Maione di Pozzuoli aveva una famiglia talmente disastrata che ha vissuto un’esistenza che doveva essere infantile e invece era schiavo del lavoro. Le donne dell’UDI andavano di casa in casa a convincere le madri, da donna a donna, a dare ai propri figli almeno la possibilità di vivere meglio permettendo loro di salire su quei treni. Maione non aveva mai provato un sentimento, non aveva mai ricevuto una carezza. Arriva in Toscana e scopre che una madre e un padre non sono quello che lui aveva creduto fino a quel momento. Viene accudito: “io l’unica infanzia che ho vissuto l’ho vissuta quei soli tre mesi”. Quando torna a Pozzuoli la madre continua a maltrattarlo. Decide di scappare e diventa, per sopravvivere, venditore di pezze ambulante. Quando io l’ho conosciuto era proprietario di imprese di abbigliamento. Per tutta la vita ha avuto l’obiettivo di ringraziare l’uomo e la donna che in Toscana lo avevano accolto, che lui chiamava “mio padre e mia madre della Toscana”.
Lei scrive di essersi sentito un confessore nell’accogliere i racconti dei testimoni come in un “confessionale virtuale”. Che responsabilità ha avvertito nella diffusione di questa storia?

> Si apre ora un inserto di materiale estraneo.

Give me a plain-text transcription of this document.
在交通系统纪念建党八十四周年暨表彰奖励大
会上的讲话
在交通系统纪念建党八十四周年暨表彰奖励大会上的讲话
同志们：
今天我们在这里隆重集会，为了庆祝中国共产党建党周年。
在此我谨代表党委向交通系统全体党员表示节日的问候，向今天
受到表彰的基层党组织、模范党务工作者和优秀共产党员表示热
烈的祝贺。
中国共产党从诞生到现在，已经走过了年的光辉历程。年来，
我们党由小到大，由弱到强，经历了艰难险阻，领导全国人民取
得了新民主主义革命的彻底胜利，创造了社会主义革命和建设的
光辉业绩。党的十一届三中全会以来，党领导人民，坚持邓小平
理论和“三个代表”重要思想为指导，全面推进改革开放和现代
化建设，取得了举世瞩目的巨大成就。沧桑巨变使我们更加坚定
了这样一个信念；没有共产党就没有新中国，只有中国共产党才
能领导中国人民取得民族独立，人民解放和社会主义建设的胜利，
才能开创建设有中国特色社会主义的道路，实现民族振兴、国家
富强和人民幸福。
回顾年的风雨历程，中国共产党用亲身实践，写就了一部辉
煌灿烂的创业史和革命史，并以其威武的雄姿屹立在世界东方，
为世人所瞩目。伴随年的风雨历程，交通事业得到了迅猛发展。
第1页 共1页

C’è un coinvolgimento da parte di chi, come me, fa un lavoro storico che prevede la relazione con i testimoni che non è asettico come quello dello storico di archivio. Quando si lavora con le persone in carne ed ossa, si vive la difficoltà di raccontare una storia: alcuni di loro si vergognavano di raccontare quell’esperienza davanti ai propri figli. Poi, invece, c’è Aldo Di Vicino che è stato sostituito dal figlio Gennaro, che ha ricostruito la sua storia e ha ritrovato al suo posto le persone che avevano ospitato suo padre. Dopo la pubblicazione del mio primo libro, “I treni della felicità”, fino alla pubblicazione del secondo nel 2021, sono stato contattato da moltissime persone che volevano ricostruire le loro “storie spezzate”. Io sono entrato nelle famiglie per poter portare a termine un lavoro lungo. Queste persone, questi testimoni, con grande umiltà, alle volte vogliono solo dire grazie a chi li ha ospitati. Questi legami durano per tutta la vita, anche attraverso generazioni. La storia dei treni della felicità è una storia corale e collettiva: nei libri non ho potuto raccontare tutto quello che ho ascoltato, per questo il mio blog http://giorinaldi.com/ contiene decine di altri racconti che completano la ricerca. Ognuna di queste storie merita di essere raccontata.
Manzoni scrive che la storia è fatta, al di là delle imprese dei principi e dei potenti, anche e soprattutto dalle “genti meccaniche”, le genti umili. La vicenda dei treni della felicità sembra confermare questa visione della storia.
È la cosa più bella. La storiografia racconta spesso le figure emergenti della Storia. Questa, invece, è stata una storia talmente di massa che va raccontata dalle persone che l’hanno resa possibile. In primo luogo Teresa Noce che ha fatto partire il primo treno. Tutte le donne dell’UDI, tutte reduci dalla resistenza. Tutti i bambini che sono saliti su quei treni. Dopo tutta quella violenza le famiglie che avevano perso un figlio, un parente, hanno disdegnato la vendetta e hanno scelto la solidarietà. Hanno pensato che fosse giusto sostituire quelle mattanze con la vita. Questa storia ha una ricchezza narrativa che è difficile rendere come individuale, ma può essere solo una storia corale, fanno la loro apparizione quelli che non hanno mai parlato. Il film lo stanno vedendo in tutto il mondo, chiunque lo veda resta a bocca aperta. È una delle storie più grandi avvenute dopo una guerra. Bisogna proseguire, è un racconto corale che ha bisogno di più voci.